遺体は、同じく〈黒膚病〉を患った四人の女たちの手で清められた。
大半を真っ黒に染め、顔に至っては殆どが浸食されている。腐敗臭を厭わず、慈しむような手で戸板の上に乗せる彼女らもまた、肩を震わせていた。
ミラは倒れるまで〈舞姫〉だった。
それを証明するかのように、彼女の遺体は高潔さに満ちていた。
「う゛っ、う゛ぅ……み、ら゛ねえ……」
マイヤは顔を歪めながら、奥に運ばれてゆくミラを見送る。
ユーリもまた、マザー・シンクに促され、嗚咽でしゃくりあげ続けながら師を見送っていた。
◇
「グランスの手先はすべて始末した」
顛末を見届けたアミールは、去り際、ボブの手に紙切れをそっと忍ばせた。
【パルティーン国・フロム村。
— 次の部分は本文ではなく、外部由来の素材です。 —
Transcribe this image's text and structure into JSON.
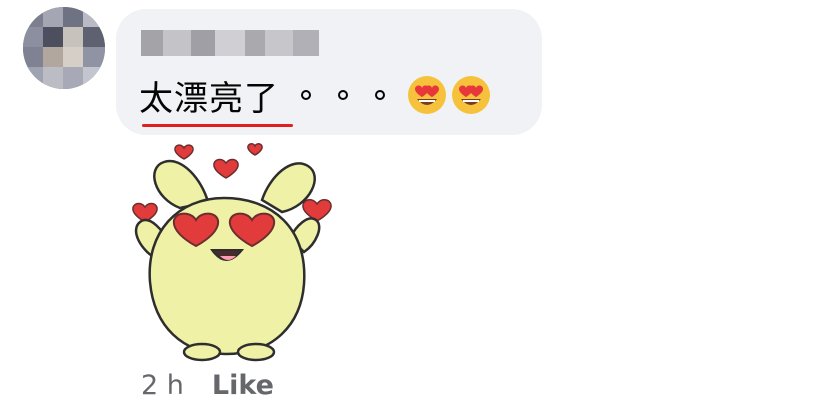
{
  "comment": {
    "text": "太漂亮了",
    "emojis": [
      "smiling-face-with-heart-eyes",
      "smiling-face-with-heart-eyes"
    ]
  },
  "footer": {
    "time": "2 h",
    "like_label": "Like"
  }
}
合い言葉:故郷】
捕らえた兵の中に数名、前国王派の者が紛れていたと話す。
これはきっと、落ち延びたユーリの兄の居所と、接触する方法だ。
「それで、彼らは……?」
「味方は多い方がいい。彼らは捕虜として、グランスと交渉する」
「それを聞いて安心しました。しかしどうして、部族を束ねるあなたが……」
「我々は財宝に目がなくてね」
小さく肩をすくめ、口に笑みを浮かべた。
「少しばかり血気盛んであるが、〈舞姫〉を敵に回すほど愚かではない。磨けば更なる宝珠となる。それを眺める側に守るか、奪おうとして腕を落とされる愚か者になるか。この判断を誤る者は上に立てんよ」
宝珠と呼ばれたユーリは、マザー・シンクに腕を回しながら、師であったミラが消えた廊下の先をじっと見つめている。
その表情は決意めいており、涙はもう流れていない。
意志を継ぐ。充血した赤い眼は、赤黒い炎を称えているようにも見えた。
◇
翌日。ミラの葬儀がしめやかに執り行われた。
娼婦が死んだ場合、神父の御言葉もなく荷車に棺に乗せ、教会の墓地に運び込まれるのが習わしである。
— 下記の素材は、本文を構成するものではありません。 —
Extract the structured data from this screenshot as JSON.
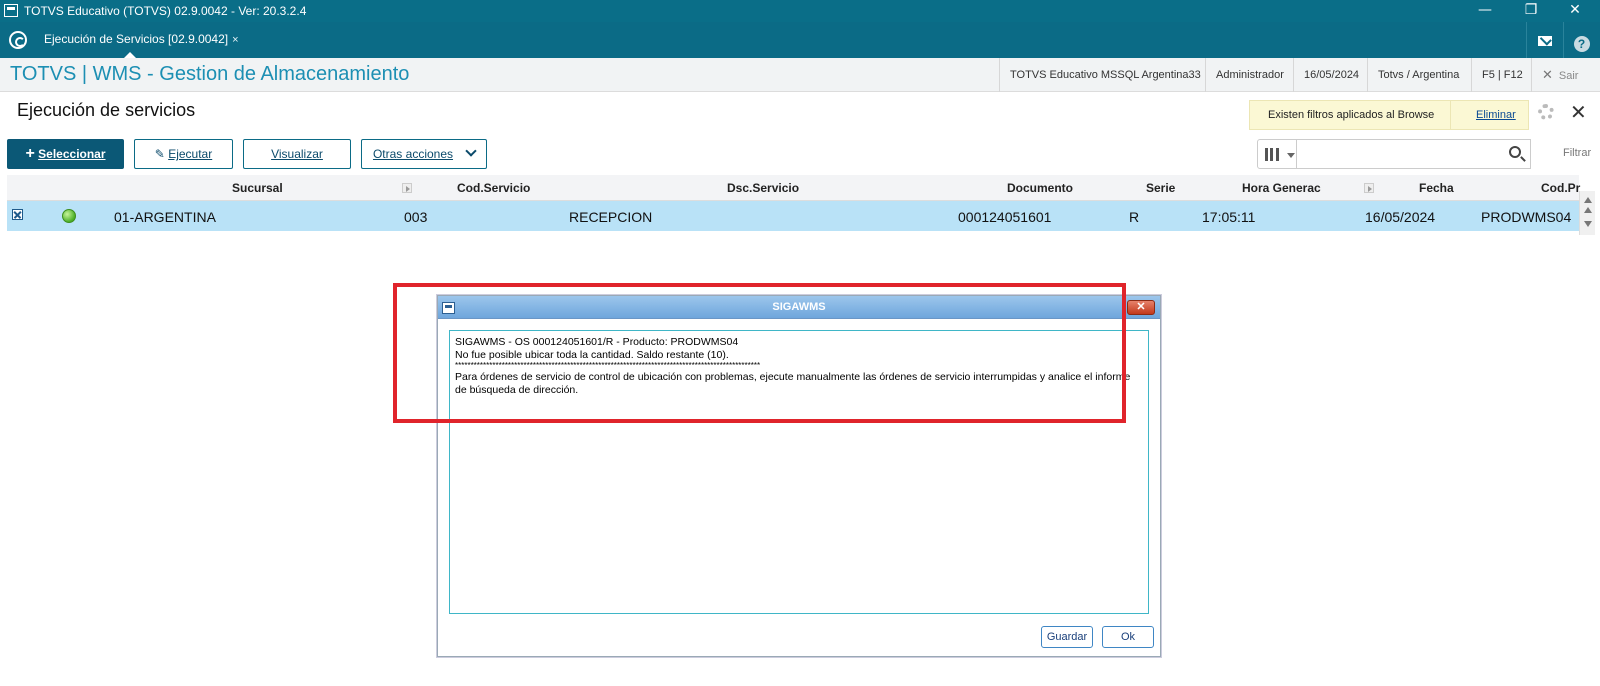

しかしこの日、たまたま、かつて彼女を知る神父が店を訪れ、そしてそこに、たまたま、客であった者たちが忍んだ。
棺の蓋には珍しくガラス張りの窓がついていて、女たちは棺に手をかけ、何年ぶりかに見る同僚、恩師の顔を拝んだ。
死に装束は踊り子の衣装。その思い出深い姿に、誰もが棺の上に大粒の涙を零し、咽び泣き続けた。
事件のあった日、ボブが『ゴミ捨て用』と言われて掘っていた穴は、実は彼女を埋葬するためのものと知る。
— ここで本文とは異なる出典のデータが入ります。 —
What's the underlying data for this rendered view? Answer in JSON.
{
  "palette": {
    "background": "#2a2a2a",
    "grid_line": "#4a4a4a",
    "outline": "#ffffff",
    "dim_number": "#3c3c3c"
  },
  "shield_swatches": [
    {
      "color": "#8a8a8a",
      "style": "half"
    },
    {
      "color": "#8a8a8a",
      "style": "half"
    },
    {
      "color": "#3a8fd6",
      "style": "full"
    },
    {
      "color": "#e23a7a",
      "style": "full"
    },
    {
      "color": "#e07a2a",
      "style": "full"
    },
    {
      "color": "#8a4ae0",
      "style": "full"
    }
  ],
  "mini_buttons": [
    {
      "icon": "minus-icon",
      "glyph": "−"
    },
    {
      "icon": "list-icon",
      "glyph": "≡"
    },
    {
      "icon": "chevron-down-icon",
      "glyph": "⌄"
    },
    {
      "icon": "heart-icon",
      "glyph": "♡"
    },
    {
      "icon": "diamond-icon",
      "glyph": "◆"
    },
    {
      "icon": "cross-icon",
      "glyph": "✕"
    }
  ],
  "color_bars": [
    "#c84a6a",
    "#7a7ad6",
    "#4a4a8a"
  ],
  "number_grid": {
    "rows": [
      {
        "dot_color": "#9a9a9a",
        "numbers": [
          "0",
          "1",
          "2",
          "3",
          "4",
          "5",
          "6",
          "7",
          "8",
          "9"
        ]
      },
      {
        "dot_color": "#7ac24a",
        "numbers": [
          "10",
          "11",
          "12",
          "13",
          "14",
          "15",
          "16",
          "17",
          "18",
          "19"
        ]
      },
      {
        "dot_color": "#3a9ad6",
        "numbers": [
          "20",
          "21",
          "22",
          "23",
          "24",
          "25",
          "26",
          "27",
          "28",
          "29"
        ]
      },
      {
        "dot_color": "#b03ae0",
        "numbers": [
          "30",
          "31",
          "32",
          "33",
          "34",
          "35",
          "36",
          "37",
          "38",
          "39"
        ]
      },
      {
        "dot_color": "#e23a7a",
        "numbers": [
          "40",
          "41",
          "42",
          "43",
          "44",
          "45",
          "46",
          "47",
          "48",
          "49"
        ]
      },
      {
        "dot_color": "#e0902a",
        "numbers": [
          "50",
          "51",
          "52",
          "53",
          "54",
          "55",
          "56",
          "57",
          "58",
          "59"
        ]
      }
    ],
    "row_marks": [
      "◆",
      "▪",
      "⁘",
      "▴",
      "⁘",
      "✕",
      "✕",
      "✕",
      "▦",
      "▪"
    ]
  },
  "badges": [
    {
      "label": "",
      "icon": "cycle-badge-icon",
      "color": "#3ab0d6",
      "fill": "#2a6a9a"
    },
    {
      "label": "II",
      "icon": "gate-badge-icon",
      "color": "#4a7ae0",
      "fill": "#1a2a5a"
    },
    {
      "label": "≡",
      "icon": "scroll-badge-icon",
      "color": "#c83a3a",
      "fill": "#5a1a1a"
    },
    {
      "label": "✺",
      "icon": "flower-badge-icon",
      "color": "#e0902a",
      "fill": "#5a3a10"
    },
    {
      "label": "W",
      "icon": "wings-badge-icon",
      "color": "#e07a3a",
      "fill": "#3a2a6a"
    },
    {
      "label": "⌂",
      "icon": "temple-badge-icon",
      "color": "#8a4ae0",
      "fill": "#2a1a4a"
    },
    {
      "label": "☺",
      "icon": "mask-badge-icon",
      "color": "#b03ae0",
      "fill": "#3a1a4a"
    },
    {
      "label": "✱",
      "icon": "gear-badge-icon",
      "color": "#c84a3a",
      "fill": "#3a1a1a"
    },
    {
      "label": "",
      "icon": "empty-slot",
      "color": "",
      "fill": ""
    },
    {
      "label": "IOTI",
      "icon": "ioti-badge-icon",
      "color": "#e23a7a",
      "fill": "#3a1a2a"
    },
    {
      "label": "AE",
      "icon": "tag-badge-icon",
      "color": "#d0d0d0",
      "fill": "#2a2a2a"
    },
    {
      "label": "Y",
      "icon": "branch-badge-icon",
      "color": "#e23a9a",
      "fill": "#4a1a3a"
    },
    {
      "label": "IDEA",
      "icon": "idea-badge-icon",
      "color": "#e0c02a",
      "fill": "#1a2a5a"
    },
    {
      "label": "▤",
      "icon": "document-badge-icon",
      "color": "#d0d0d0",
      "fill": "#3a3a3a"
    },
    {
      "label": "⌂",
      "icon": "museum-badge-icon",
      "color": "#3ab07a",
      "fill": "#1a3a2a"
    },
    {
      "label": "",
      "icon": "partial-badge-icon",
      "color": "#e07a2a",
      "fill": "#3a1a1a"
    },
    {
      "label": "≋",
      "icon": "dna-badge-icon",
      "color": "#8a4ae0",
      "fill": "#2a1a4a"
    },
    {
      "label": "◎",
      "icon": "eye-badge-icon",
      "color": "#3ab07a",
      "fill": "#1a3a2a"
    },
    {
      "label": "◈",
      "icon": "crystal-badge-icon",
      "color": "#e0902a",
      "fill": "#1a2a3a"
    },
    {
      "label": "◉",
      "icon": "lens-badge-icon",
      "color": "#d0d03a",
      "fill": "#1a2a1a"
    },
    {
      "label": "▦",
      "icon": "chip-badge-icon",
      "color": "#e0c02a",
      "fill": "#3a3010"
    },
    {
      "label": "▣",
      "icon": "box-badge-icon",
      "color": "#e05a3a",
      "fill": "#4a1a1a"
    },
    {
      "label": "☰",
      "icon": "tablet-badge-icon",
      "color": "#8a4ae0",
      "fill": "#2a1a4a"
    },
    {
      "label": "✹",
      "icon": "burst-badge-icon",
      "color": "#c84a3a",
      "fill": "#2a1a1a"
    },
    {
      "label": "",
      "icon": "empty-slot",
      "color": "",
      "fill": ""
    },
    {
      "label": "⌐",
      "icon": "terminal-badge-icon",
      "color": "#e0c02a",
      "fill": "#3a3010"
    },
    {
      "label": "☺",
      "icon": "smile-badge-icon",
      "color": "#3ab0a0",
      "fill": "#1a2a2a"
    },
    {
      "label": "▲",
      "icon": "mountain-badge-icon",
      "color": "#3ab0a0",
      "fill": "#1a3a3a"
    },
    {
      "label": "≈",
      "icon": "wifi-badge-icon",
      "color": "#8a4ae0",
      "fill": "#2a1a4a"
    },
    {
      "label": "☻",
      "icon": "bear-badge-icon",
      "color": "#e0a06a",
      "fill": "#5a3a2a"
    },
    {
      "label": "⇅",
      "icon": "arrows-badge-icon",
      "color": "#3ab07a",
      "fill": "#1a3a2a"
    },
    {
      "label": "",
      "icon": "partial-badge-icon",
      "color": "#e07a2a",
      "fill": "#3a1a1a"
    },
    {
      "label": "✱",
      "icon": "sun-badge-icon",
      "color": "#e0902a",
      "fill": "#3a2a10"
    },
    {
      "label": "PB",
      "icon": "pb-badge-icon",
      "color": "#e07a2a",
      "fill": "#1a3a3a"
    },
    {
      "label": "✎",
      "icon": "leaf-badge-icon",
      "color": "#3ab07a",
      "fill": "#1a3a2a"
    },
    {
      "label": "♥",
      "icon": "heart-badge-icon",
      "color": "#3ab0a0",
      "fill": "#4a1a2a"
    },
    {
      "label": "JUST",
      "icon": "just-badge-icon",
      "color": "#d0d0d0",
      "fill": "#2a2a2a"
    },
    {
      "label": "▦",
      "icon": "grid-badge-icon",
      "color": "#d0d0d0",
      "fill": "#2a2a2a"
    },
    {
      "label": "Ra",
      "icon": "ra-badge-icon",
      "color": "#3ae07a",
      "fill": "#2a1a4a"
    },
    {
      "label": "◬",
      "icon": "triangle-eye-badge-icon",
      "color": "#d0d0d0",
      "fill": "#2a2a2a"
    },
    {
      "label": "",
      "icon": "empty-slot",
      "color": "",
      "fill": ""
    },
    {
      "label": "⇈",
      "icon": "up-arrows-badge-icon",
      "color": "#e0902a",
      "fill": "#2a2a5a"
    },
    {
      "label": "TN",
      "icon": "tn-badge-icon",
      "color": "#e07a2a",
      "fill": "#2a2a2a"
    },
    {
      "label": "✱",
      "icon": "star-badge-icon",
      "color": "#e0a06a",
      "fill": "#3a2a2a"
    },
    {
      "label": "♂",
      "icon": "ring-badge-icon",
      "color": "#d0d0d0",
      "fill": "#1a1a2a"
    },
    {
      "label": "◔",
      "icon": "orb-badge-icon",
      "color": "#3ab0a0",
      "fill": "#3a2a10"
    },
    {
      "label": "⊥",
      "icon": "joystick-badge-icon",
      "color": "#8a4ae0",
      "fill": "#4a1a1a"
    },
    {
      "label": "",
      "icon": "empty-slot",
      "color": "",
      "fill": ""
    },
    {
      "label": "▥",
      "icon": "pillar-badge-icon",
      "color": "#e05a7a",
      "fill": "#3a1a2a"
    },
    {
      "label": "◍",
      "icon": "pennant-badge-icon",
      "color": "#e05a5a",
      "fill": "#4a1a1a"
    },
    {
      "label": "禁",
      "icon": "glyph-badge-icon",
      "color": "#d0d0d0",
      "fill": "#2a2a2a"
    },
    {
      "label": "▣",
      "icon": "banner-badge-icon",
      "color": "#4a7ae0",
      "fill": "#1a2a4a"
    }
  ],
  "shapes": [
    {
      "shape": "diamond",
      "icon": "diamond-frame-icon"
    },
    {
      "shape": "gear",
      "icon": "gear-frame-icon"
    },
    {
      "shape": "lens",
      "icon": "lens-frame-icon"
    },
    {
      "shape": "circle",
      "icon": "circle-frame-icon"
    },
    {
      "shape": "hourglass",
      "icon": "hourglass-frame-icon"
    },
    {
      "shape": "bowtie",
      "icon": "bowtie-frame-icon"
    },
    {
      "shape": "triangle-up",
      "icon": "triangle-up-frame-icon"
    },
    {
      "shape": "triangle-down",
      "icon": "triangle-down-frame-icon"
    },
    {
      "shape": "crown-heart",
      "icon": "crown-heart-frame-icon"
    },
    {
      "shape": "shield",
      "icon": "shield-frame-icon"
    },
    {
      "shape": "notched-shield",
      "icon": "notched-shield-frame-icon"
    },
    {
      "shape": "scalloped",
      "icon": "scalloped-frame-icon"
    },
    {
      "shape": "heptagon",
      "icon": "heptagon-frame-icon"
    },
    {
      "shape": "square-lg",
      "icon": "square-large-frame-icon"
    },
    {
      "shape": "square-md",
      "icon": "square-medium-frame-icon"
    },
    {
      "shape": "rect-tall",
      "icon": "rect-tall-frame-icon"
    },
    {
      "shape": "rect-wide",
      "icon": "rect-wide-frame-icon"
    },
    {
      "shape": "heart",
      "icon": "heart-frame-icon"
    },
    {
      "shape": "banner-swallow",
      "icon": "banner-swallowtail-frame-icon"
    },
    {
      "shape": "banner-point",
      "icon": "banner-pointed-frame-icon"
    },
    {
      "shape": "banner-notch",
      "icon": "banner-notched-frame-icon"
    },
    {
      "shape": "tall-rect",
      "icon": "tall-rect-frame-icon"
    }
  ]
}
身を清めた女たち四名も、その後、後を追うように服毒・殉死したらしい。やけに大きいと思っていたのはそのため――〈舞姫〉周辺を固めるように四つの棺が並ぶ。
「ライラ、セレン、マリアム、ラナ……四人はミラ姐の後ろで踊る、盛り立て役だったんだ」
残された娼婦たちとユーリが火を投げ込み、灰色の煙は天へと舞い上がっていった――。